Владимир принимает эти дары, венчается венцом Константина и с тех пор сам называется Мономахом: «И с того времени князь великий Владимер Всеволодович наречеся Манамах, царь великия Росия, и потом пребыста прочая времена с царем Констянтином князь великий Владимер в мире и любви. Оттоле и доныне тем царьским венцем венчаются великий князи владимерстии, его же прислал греческий царь Констянтин Манамах, егда поставятся на великое княжение росийское...»

Царские регалии, вывезенные из Вавилона, совершают, таким образом, свой третий и последний путь: они водворяются у рус­ских князей, которые благодаря этому трактуются как преемники византийских царей. К такому тенденциозному вымыслу прибегает легенда для того, чтобы обосновать права и авторитет московских самодержцев, утверждавших свою власть в борьбе с удельными князьями и оппозиционным боярством и устанавливавших преем­ственную связь Москвы—через посредство Владимира — с Кие­вом. При этом искажаются исторические факты: Константин Моно­мах умер тогда, когда Владимиру Всеволодовичу было всего около двух лет. Эта хронологическая несообразность была замечена лишь в позднейших летописных сборниках, где Константин Мономах заменён был Алексеем Комнином.

Так как, однако, не существовало исторического подтвержде­ния указанию «Сказания», что со времени Владимира Всеволодо­вича русские князья венчались Мономаховым венцом, то для устранения противоречия в некоторых списках «Сказания» гово­рилось о том, что Владимир Мономах перед смертью царские ре­галии завещал своему шестому сыну Георгию, распорядившись, чтобы он берёг их как душу лли как зеницу ока, передавая их из рода в род, пока не появится достойный царь-самодержец, кото­рого «воздвигнет бог» для обладания Российским государством, и чтобы до тех пор потомки Мономаха не возлагали на себя цар­ских регалий и не венчались на царство.

Возникновение «Сказания» и его идейное наполнение следует связывать с южнославянскими автономистическими тенденциями, приспособленными к московской политической действительности.
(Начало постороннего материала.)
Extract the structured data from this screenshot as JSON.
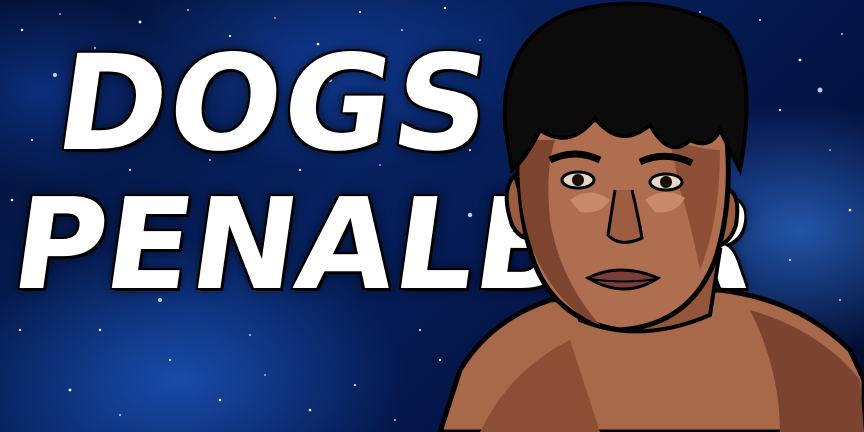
{
  "banner": {
    "title_line_1": "Dogs",
    "title_line_2": "Penalber"
  },
  "colors": {
    "space_dark": "#020b2a",
    "space_blue": "#06215e",
    "nebula_glow": "#3c8cff",
    "title_text": "#ffffff",
    "skin": "#b06e50",
    "skin_shadow": "#6e3a26",
    "hair": "#0b0b0b"
  },
  "icons": {
    "portrait": "cartoon-portrait-illustration"
  }
}
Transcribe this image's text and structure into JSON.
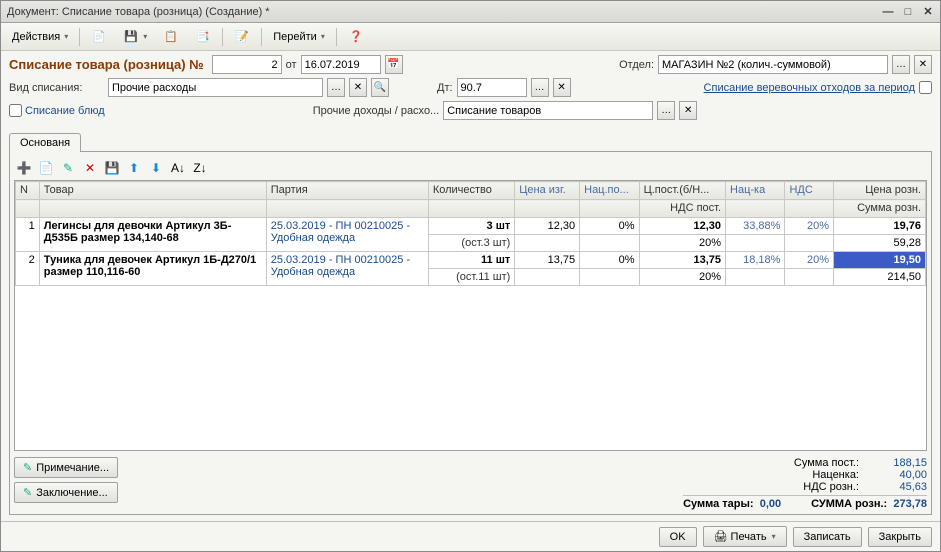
{
  "titlebar": "Документ: Списание товара (розница) (Создание) *",
  "toolbar": {
    "actions": "Действия",
    "goto": "Перейти"
  },
  "header": {
    "doc_title": "Списание товара (розница) №",
    "doc_num": "2",
    "date_lbl": "от",
    "date": "16.07.2019",
    "dept_lbl": "Отдел:",
    "dept": "МАГАЗИН №2 (колич.-суммовой)",
    "writeoff_type_lbl": "Вид списания:",
    "writeoff_type": "Прочие расходы",
    "dt_lbl": "Дт:",
    "dt": "90.7",
    "period_link": "Списание веревочных отходов за период",
    "dishes_label": "Списание блюд",
    "other_income_lbl": "Прочие доходы / расхо...",
    "other_income": "Списание товаров"
  },
  "tab": "Основаня",
  "grid": {
    "cols": {
      "n": "N",
      "product": "Товар",
      "batch": "Партия",
      "qty": "Количество",
      "mfr_price": "Цена изг.",
      "nac_po": "Нац.по...",
      "cost_nb": "Ц.пост.(б/Н...",
      "nacka": "Нац-ка",
      "nds": "НДС",
      "retail_price": "Цена розн.",
      "nds_post": "НДС пост.",
      "sum_retail": "Сумма розн."
    },
    "rows": [
      {
        "n": "1",
        "product": "Легинсы для девочки  Артикул 3Б-Д535Б размер 134,140-68",
        "batch": "25.03.2019 - ПН 00210025 - Удобная одежда",
        "qty": "3 шт",
        "ost": "(ост.3 шт)",
        "mfr_price": "12,30",
        "nac_po": "0%",
        "cost_nb": "12,30",
        "nds_post_pct": "20%",
        "nacka": "33,88%",
        "nds": "20%",
        "retail_price": "19,76",
        "sum_retail": "59,28"
      },
      {
        "n": "2",
        "product": "Туника для девочек Артикул 1Б-Д270/1 размер 110,116-60",
        "batch": "25.03.2019 - ПН 00210025 - Удобная одежда",
        "qty": "11 шт",
        "ost": "(ост.11 шт)",
        "mfr_price": "13,75",
        "nac_po": "0%",
        "cost_nb": "13,75",
        "nds_post_pct": "20%",
        "nacka": "18,18%",
        "nds": "20%",
        "retail_price": "19,50",
        "sum_retail": "214,50"
      }
    ]
  },
  "buttons": {
    "note": "Примечание...",
    "conclusion": "Заключение..."
  },
  "totals": {
    "sum_post_lbl": "Сумма пост.:",
    "sum_post": "188,15",
    "markup_lbl": "Наценка:",
    "markup": "40,00",
    "nds_retail_lbl": "НДС розн.:",
    "nds_retail": "45,63",
    "tare_lbl": "Сумма тары:",
    "tare": "0,00",
    "sum_retail_lbl": "СУММА розн.:",
    "sum_retail": "273,78"
  },
  "footer": {
    "ok": "OK",
    "print": "Печать",
    "save": "Записать",
    "close": "Закрыть"
  }
}
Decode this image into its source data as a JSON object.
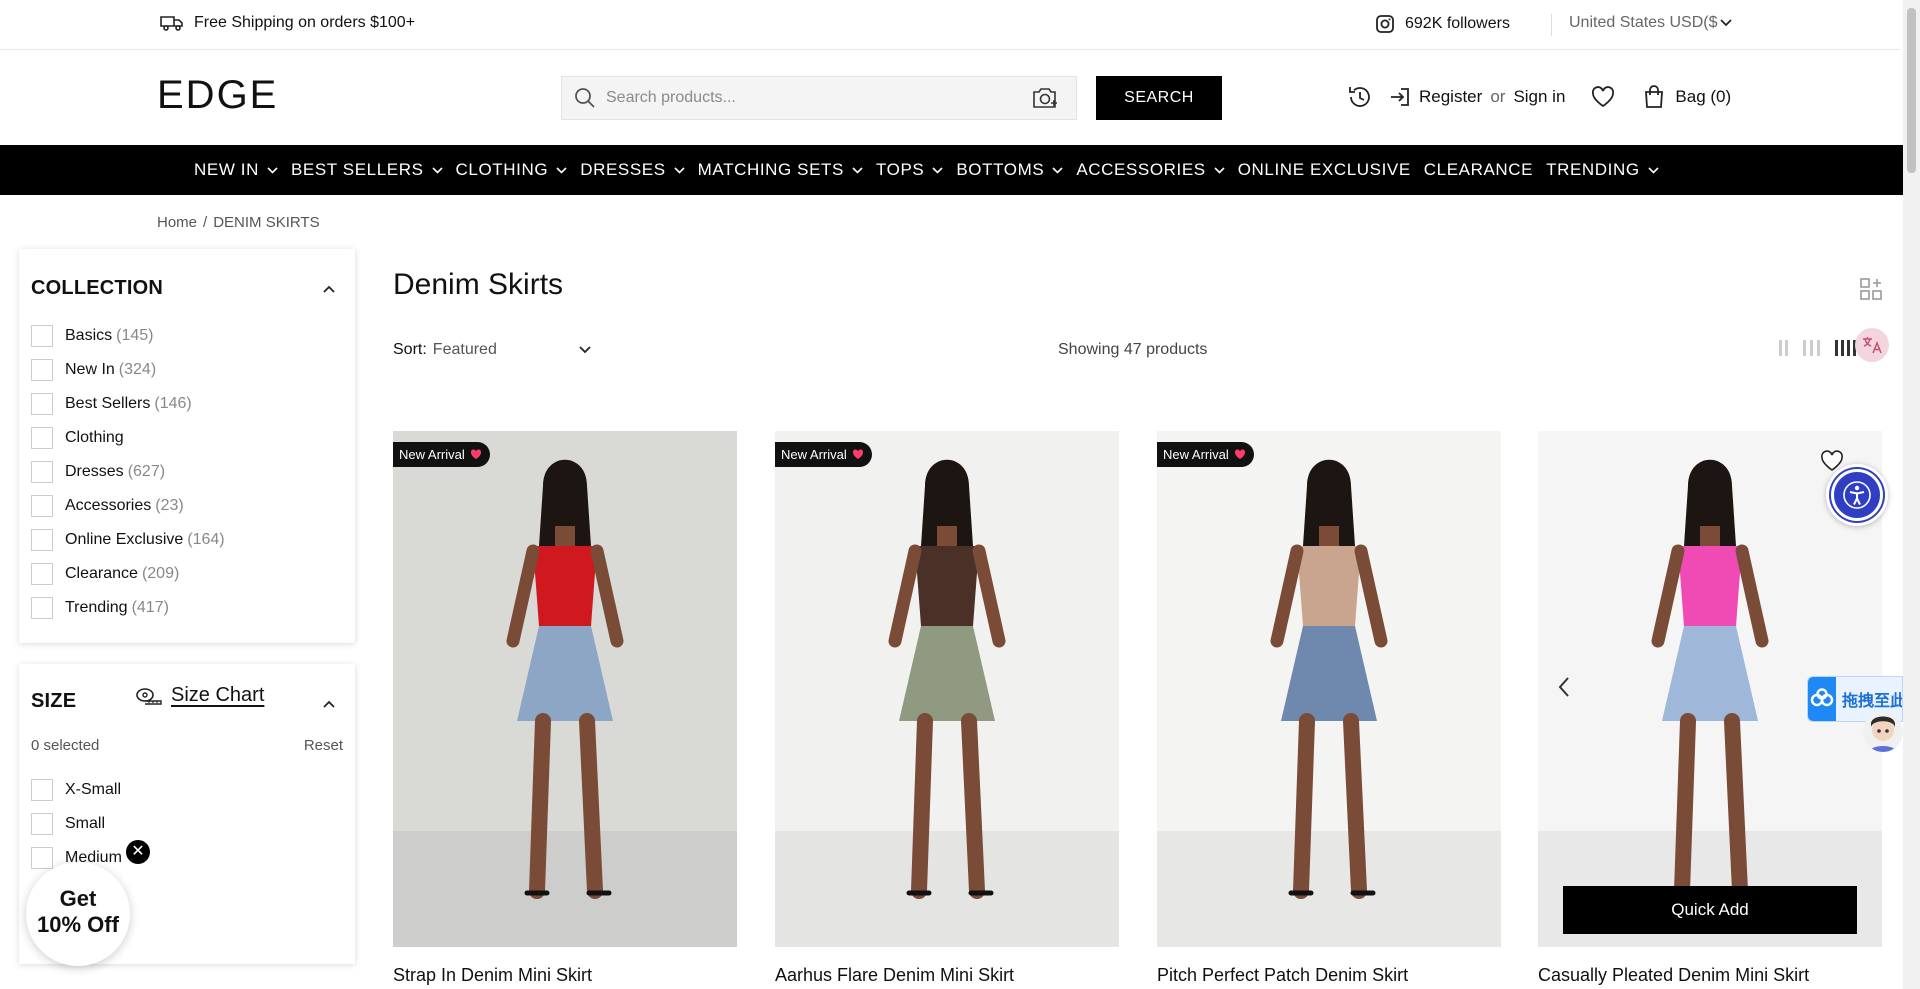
{
  "topbar": {
    "shipping_text": "Free Shipping on orders $100+",
    "followers_text": "692K followers",
    "currency_text": "United States USD($"
  },
  "header": {
    "logo": "EDGE",
    "search_placeholder": "Search products...",
    "search_button": "SEARCH",
    "register": "Register",
    "or": "or",
    "sign_in": "Sign in",
    "bag": "Bag (0)"
  },
  "nav": {
    "items": [
      {
        "label": "NEW IN",
        "dropdown": true
      },
      {
        "label": "BEST SELLERS",
        "dropdown": true
      },
      {
        "label": "CLOTHING",
        "dropdown": true
      },
      {
        "label": "DRESSES",
        "dropdown": true
      },
      {
        "label": "MATCHING SETS",
        "dropdown": true
      },
      {
        "label": "TOPS",
        "dropdown": true
      },
      {
        "label": "BOTTOMS",
        "dropdown": true
      },
      {
        "label": "ACCESSORIES",
        "dropdown": true
      },
      {
        "label": "ONLINE EXCLUSIVE",
        "dropdown": false
      },
      {
        "label": "CLEARANCE",
        "dropdown": false
      },
      {
        "label": "TRENDING",
        "dropdown": true
      }
    ]
  },
  "breadcrumb": {
    "home": "Home",
    "separator": "/",
    "current": "DENIM SKIRTS"
  },
  "sidebar": {
    "collection": {
      "title": "COLLECTION",
      "items": [
        {
          "label": "Basics",
          "count": "(145)"
        },
        {
          "label": "New In",
          "count": "(324)"
        },
        {
          "label": "Best Sellers",
          "count": "(146)"
        },
        {
          "label": "Clothing",
          "count": ""
        },
        {
          "label": "Dresses",
          "count": "(627)"
        },
        {
          "label": "Accessories",
          "count": "(23)"
        },
        {
          "label": "Online Exclusive",
          "count": "(164)"
        },
        {
          "label": "Clearance",
          "count": "(209)"
        },
        {
          "label": "Trending",
          "count": "(417)"
        }
      ]
    },
    "size": {
      "title": "SIZE",
      "size_chart": "Size Chart",
      "selected": "0 selected",
      "reset": "Reset",
      "items": [
        {
          "label": "X-Small"
        },
        {
          "label": "Small"
        },
        {
          "label": "Medium"
        }
      ]
    }
  },
  "promo": {
    "line1": "Get",
    "line2": "10% Off",
    "close": "✕"
  },
  "main": {
    "title": "Denim Skirts",
    "sort_label": "Sort:",
    "sort_value": "Featured",
    "showing": "Showing 47 products"
  },
  "products": [
    {
      "name": "Strap In Denim Mini Skirt",
      "badge": "New Arrival",
      "top_color": "#d0191f",
      "skirt_color": "#8ea6c5",
      "bg": "#d9d9d6"
    },
    {
      "name": "Aarhus Flare Denim Mini Skirt",
      "badge": "New Arrival",
      "top_color": "#4a3027",
      "skirt_color": "#8f9a80",
      "bg": "#f1f1f0"
    },
    {
      "name": "Pitch Perfect Patch Denim Skirt",
      "badge": "New Arrival",
      "top_color": "#c9a48f",
      "skirt_color": "#6f88ad",
      "bg": "#f4f4f3"
    },
    {
      "name": "Casually Pleated Denim Mini Skirt",
      "badge": "",
      "top_color": "#f04bb4",
      "skirt_color": "#9fb7d8",
      "bg": "#f5f5f5",
      "quick_add": "Quick Add"
    }
  ],
  "floating": {
    "drag_text": "拖拽至此"
  }
}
И у сербов и у болгар существовали вымышленные генеалогии их царей, ведших свой род от римских императоров, с целью оправ­дать свои стремления к политической независимости от Византии. Так, сербские книжники утверждали родство Неманей с Констан­тином Великим и с родом Августа-кесаря; болгарские цари Асени также претендовали на происхождение из Рима. Автор «Сказания» оказался ещё смелее: он прямо указывает на брата Августа, Пруса, как на родоначальника русских князей. И. Н. Жданов высказывает предположение, что этим автором мог быть не кто иной, как Пахомий Логофет, немало потрудившийся для развития и укрепления московской политической идеологии.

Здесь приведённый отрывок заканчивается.